L’étude souligne l’existence de deux pôles, l’un formé par des hautes pressions dans l’ouest des Etats-Unis, l’autre formé par des basses pressions au niveau des Grands Lacs, dans l’est. Les hautes pressions agissent comme  un véritable mur, bloquant toutes les perturbations climatiques, alors que les basses pressions à l’est permettent à l’air arctique de s’engouffrer plus au sud.

Ces deux pôles, qualifiés de « dipôle », seraient liés à un phénomène précurseur d’El Niño (et non El Niño-même), qui se caractérise tous les 2 à 7 ans par un réchauffement de la température de mer au centre et à l’est du Pacifique. El Niño lui même amplifié par le réchauffement climatique via la hausse du taux de gaz à effet de serre dans l’atmosphère, selon l’étude à paraître dans la revue Geophysical Research Letters.

Simon Wang s’était d’abord intéressé au rôle que pouvaient jouer les eaux froides bordant la Chine dans l’émergence du phénomène El Niño qui bouleverse le climat dans toute la région pacifique. L’eau froide déclencherait des vents d’ouest dans le Pacifique tropical. Ces vents persisteraient alors pendant plusieurs mois, favorisant le réchauffement du Pacifique central et l’apparition d’un événement El Niño, affirme Simon Wang.
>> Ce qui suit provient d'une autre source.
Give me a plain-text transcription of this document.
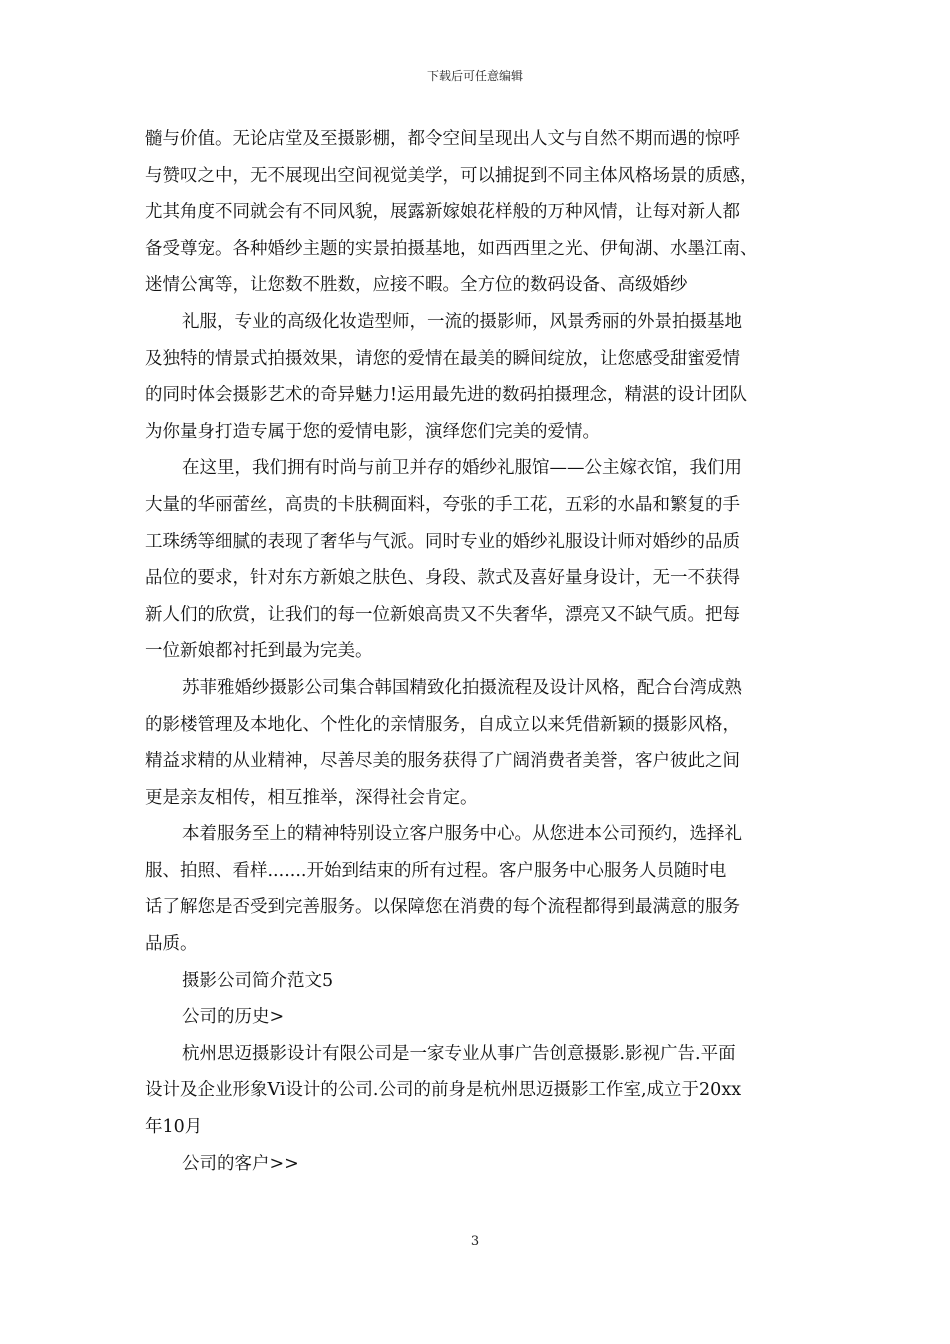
下载后可任意编辑
髓与价值。无论店堂及至摄影棚，都令空间呈现出人文与自然不期而遇的惊呼
与赞叹之中，无不展现出空间视觉美学，可以捕捉到不同主体风格场景的质感，
尤其角度不同就会有不同风貌，展露新嫁娘花样般的万种风情，让每对新人都
备受尊宠。各种婚纱主题的实景拍摄基地，如西西里之光、伊甸湖、水墨江南、
迷情公寓等，让您数不胜数，应接不暇。全方位的数码设备、高级婚纱
礼服，专业的高级化妆造型师，一流的摄影师，风景秀丽的外景拍摄基地
及独特的情景式拍摄效果，请您的爱情在最美的瞬间绽放，让您感受甜蜜爱情
的同时体会摄影艺术的奇异魅力!运用最先进的数码拍摄理念，精湛的设计团队
为你量身打造专属于您的爱情电影，演绎您们完美的爱情。
在这里，我们拥有时尚与前卫并存的婚纱礼服馆——公主嫁衣馆，我们用
大量的华丽蕾丝，高贵的卡肤稠面料，夸张的手工花，五彩的水晶和繁复的手
工珠绣等细腻的表现了奢华与气派。同时专业的婚纱礼服设计师对婚纱的品质
品位的要求，针对东方新娘之肤色、身段、款式及喜好量身设计，无一不获得
新人们的欣赏，让我们的每一位新娘高贵又不失奢华，漂亮又不缺气质。把每
一位新娘都衬托到最为完美。
苏菲雅婚纱摄影公司集合韩国精致化拍摄流程及设计风格，配合台湾成熟
的影楼管理及本地化、个性化的亲情服务，自成立以来凭借新颖的摄影风格，
精益求精的从业精神，尽善尽美的服务获得了广阔消费者美誉，客户彼此之间
更是亲友相传，相互推举，深得社会肯定。
本着服务至上的精神特别设立客户服务中心。从您进本公司预约，选择礼
服、拍照、看样.......开始到结束的所有过程。客户服务中心服务人员随时电
话了解您是否受到完善服务。以保障您在消费的每个流程都得到最满意的服务
品质。
摄影公司简介范文5
公司的历史>
杭州思迈摄影设计有限公司是一家专业从事广告创意摄影.影视广告.平面
设计及企业形象Vi设计的公司.公司的前身是杭州思迈摄影工作室,成立于20xx
年10月
公司的客户>>
3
Ces dernières années, des conditions neutres ont prévalu dans l’Océan Pacifique, où l’on n’avait plus entendu parler d’El Niño depuis 2010. Mais la situation est en train de changer. Les températures sous la surface atteignent, dans le Pacifique tropical, des niveaux de chaleur similaires à ceux qui annoncent un épisode El Niño, selon l’Organisation météorologique mondiale (OMM). Le dernier épisode El Niño exceptionnel, survenu en 1998, avait provoqué un record de  chaleur au niveau mondial. Il est quasiment impossible que des records de chaleur soient battus lors d’une année La Niña le corollaire d’El Niño étant donné l’importance du Pacifique dans le système météo mondial.
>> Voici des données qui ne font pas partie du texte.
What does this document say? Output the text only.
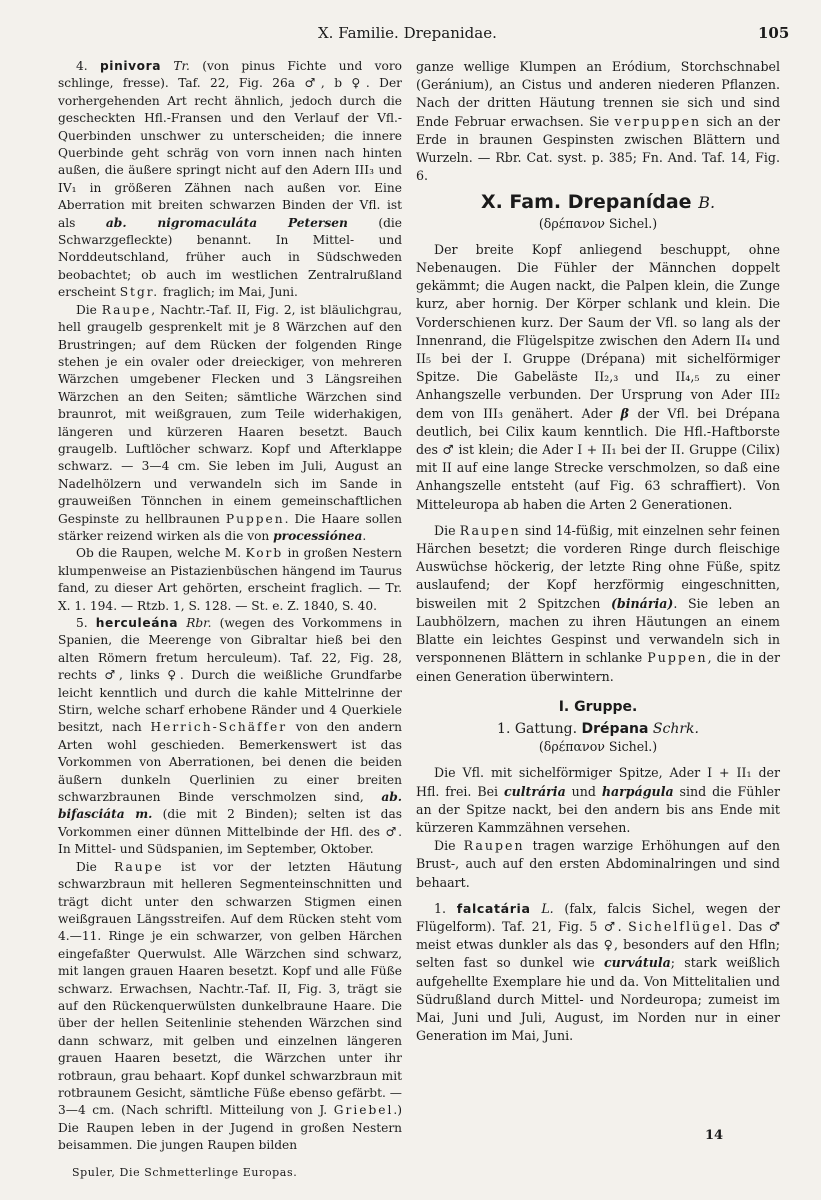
X. Familie. Drepanidae.	105

4. pinivora Tr. (von pinus Fichte und voro schlinge, fresse). Taf. 22, Fig. 26a ♂, b ♀. Der vorhergehenden Art recht ähnlich, jedoch durch die gescheckten Hfl.-Fransen und den Verlauf der Vfl.-Querbinden unschwer zu unterscheiden; die innere Querbinde geht schräg von vorn innen nach hinten außen, die äußere springt nicht auf den Adern III₃ und IV₁ in größeren Zähnen nach außen vor. Eine Aberration mit breiten schwarzen Binden der Vfl. ist als ab. nigromaculáta Petersen (die Schwarzgefleckte) benannt. In Mittel- und Norddeutschland, früher auch in Südschweden beobachtet; ob auch im westlichen Zentralrußland erscheint Stgr. fraglich; im Mai, Juni.

Die Raupe, Nachtr.-Taf. II, Fig. 2, ist bläulichgrau, hell graugelb gesprenkelt mit je 8 Wärzchen auf den Brustringen; auf dem Rücken der folgenden Ringe stehen je ein ovaler oder dreieckiger, von mehreren Wärzchen umgebener Flecken und 3 Längsreihen Wärzchen an den Seiten; sämtliche Wärzchen sind braunrot, mit weißgrauen, zum Teile widerhakigen, längeren und kürzeren Haaren besetzt. Bauch graugelb. Luftlöcher schwarz. Kopf und Afterklappe schwarz. — 3—4 cm. Sie leben im Juli, August an Nadelhölzern und verwandeln sich im Sande in grauweißen Tönnchen in einem gemeinschaftlichen Gespinste zu hellbraunen Puppen. Die Haare sollen stärker reizend wirken als die von processiónea.

Ob die Raupen, welche M. Korb in großen Nestern klumpenweise an Pistazienbüschen hängend im Taurus fand, zu dieser Art gehörten, erscheint fraglich. — Tr. X. 1. 194. — Rtzb. 1, S. 128. — St. e. Z. 1840, S. 40.

5. herculeána Rbr. (wegen des Vorkommens in Spanien, die Meerenge von Gibraltar hieß bei den alten Römern fretum herculeum). Taf. 22, Fig. 28, rechts ♂, links ♀. Durch die weißliche Grundfarbe leicht kenntlich und durch die kahle Mittelrinne der Stirn, welche scharf erhobene Ränder und 4 Querkiele besitzt, nach Herrich-Schäffer von den andern Arten wohl geschieden. Bemerkenswert ist das Vorkommen von Aberrationen, bei denen die beiden äußern dunkeln Querlinien zu einer breiten schwarzbraunen Binde verschmolzen sind, ab. bifasciáta m. (die mit 2 Binden); selten ist das Vorkommen einer dünnen Mittelbinde der Hfl. des ♂. In Mittel- und Südspanien, im September, Oktober.

Die Raupe ist vor der letzten Häutung schwarzbraun mit helleren Segmenteinschnitten und trägt dicht unter den schwarzen Stigmen einen weißgrauen Längsstreifen. Auf dem Rücken steht vom 4.—11. Ringe je ein schwarzer, von gelben Härchen eingefaßter Querwulst. Alle Wärzchen sind schwarz, mit langen grauen Haaren besetzt. Kopf und alle Füße schwarz. Erwachsen, Nachtr.-Taf. II, Fig. 3, trägt sie auf den Rückenquerwülsten dunkelbraune Haare. Die über der hellen Seitenlinie stehenden Wärzchen sind dann schwarz, mit gelben und einzelnen längeren grauen Haaren besetzt, die Wärzchen unter ihr rotbraun, grau behaart. Kopf dunkel schwarzbraun mit rotbraunem Gesicht, sämtliche Füße ebenso gefärbt. — 3—4 cm. (Nach schriftl. Mitteilung von J. Griebel.) Die Raupen leben in der Jugend in großen Nestern beisammen. Die jungen Raupen bilden

ganze wellige Klumpen an Eródium, Storchschnabel (Geránium), an Cistus und anderen niederen Pflanzen. Nach der dritten Häutung trennen sie sich und sind Ende Februar erwachsen. Sie verpuppen sich an der Erde in braunen Gespinsten zwischen Blättern und Wurzeln. — Rbr. Cat. syst. p. 385; Fn. And. Taf. 14, Fig. 6.

X. Fam. Drepanídae B.
(δρέπανον Sichel.)

Der breite Kopf anliegend beschuppt, ohne Nebenaugen. Die Fühler der Männchen doppelt gekämmt; die Augen nackt, die Palpen klein, die Zunge kurz, aber hornig. Der Körper schlank und klein. Die Vorderschienen kurz. Der Saum der Vfl. so lang als der Innenrand, die Flügelspitze zwischen den Adern II₄ und II₅ bei der I. Gruppe (Drépana) mit sichelförmiger Spitze. Die Gabeläste II₂,₃ und II₄,₅ zu einer Anhangszelle verbunden. Der Ursprung von Ader III₂ dem von III₃ genähert. Ader β der Vfl. bei Drépana deutlich, bei Cilix kaum kenntlich. Die Hfl.-Haftborste des ♂ ist klein; die Ader I + II₁ bei der II. Gruppe (Cilix) mit II auf eine lange Strecke verschmolzen, so daß eine Anhangszelle entsteht (auf Fig. 63 schraffiert). Von Mitteleuropa ab haben die Arten 2 Generationen.

Die Raupen sind 14-füßig, mit einzelnen sehr feinen Härchen besetzt; die vorderen Ringe durch fleischige Auswüchse höckerig, der letzte Ring ohne Füße, spitz auslaufend; der Kopf herzförmig eingeschnitten, bisweilen mit 2 Spitzchen (binária). Sie leben an Laubhölzern, machen zu ihren Häutungen an einem Blatte ein leichtes Gespinst und verwandeln sich in versponnenen Blättern in schlanke Puppen, die in der einen Generation überwintern.

I. Gruppe.
1. Gattung. Drépana Schrk.
(δρέπανον Sichel.)

Die Vfl. mit sichelförmiger Spitze, Ader I + II₁ der Hfl. frei. Bei cultrária und harpágula sind die Fühler an der Spitze nackt, bei den andern bis ans Ende mit kürzeren Kammzähnen versehen.

Die Raupen tragen warzige Erhöhungen auf den Brust-, auch auf den ersten Abdominalringen und sind behaart.

1. falcatária L. (falx, falcis Sichel, wegen der Flügelform). Taf. 21, Fig. 5 ♂. Sichelflügel. Das ♂ meist etwas dunkler als das ♀, besonders auf den Hfln; selten fast so dunkel wie curvátula; stark weißlich aufgehellte Exemplare hie und da. Von Mittelitalien und Südrußland durch Mittel- und Nordeuropa; zumeist im Mai, Juni und Juli, August, im Norden nur in einer Generation im Mai, Juni.

14
Spuler, Die Schmetterlinge Europas.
Cet hiver pourrait parfaitement illustrer le lien établi par Simon Wang entre les éléments précurseurs d’El Nino et les hivers extrêmes aux Etats-Unis. Cette année, il y a justement 50% de chances de voir émerger le phénomène dans le Pacifique alors que la Californie dans son ensemble est touchée par la sécheresse et que l’est de l’Amérique du Nord a connu l’un des hivers les plus rigoureux de ces dernières années.
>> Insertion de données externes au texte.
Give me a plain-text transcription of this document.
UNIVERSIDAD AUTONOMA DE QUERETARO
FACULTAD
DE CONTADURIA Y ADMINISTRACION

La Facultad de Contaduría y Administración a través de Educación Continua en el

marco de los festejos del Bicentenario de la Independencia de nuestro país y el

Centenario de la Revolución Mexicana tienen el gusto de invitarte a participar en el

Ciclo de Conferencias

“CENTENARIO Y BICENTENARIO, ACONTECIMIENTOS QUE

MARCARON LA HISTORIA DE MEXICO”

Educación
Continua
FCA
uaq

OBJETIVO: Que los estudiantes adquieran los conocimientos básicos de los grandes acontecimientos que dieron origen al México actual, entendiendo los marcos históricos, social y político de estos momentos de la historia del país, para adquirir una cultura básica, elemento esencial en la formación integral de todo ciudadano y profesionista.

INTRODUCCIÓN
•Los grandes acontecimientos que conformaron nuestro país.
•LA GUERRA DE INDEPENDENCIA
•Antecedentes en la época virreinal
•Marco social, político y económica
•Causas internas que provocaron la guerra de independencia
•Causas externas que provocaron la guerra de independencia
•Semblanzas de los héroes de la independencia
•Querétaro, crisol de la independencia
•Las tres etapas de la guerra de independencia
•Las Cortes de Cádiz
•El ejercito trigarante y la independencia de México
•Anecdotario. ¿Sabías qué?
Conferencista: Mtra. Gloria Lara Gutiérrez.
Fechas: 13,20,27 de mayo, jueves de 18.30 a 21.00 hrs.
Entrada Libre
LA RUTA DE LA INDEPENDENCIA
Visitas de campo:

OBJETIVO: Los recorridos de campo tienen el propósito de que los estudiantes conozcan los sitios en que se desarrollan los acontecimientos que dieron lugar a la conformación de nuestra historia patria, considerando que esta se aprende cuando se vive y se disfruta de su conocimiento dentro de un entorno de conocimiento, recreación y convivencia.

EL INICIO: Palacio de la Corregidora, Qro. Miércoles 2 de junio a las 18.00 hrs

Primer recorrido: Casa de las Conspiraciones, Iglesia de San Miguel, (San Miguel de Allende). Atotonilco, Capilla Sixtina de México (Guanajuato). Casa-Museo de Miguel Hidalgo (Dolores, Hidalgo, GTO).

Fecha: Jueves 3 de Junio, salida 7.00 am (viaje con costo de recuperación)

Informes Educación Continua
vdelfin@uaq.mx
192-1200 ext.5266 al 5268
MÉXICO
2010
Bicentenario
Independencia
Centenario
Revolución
Une autre étude de l’Université d’Utah a récemment mis en avant le jet stream pour expliquer cet hiver exceptionnel aux Etats-Unis. Elle impute le phénomène à un jet stream sinueux et suggère que cela pourrait se reproduire plus fréquemment à mesure que le climat de la planète se réchauffe. Le réchauffement causé par les hommes réduit en effet la différence de température entre l’équateur et les pôles. L’atmosphère se réchauffe plus aux pôles qu’à l’Equateur et cela pourrait amener un jet stream plus sinueux qu’il ne l’est aujourd’hui.

L’étude mettant en avant le jet stream, ce vent puissant de haute altitude, et l’hiver extrême, semble plutôt complémentaire de celle de Simon Wang, puisque l’ondulation du jet stream a accompahné le phénomène de haute pression dans l’ouest des Etats-Unis.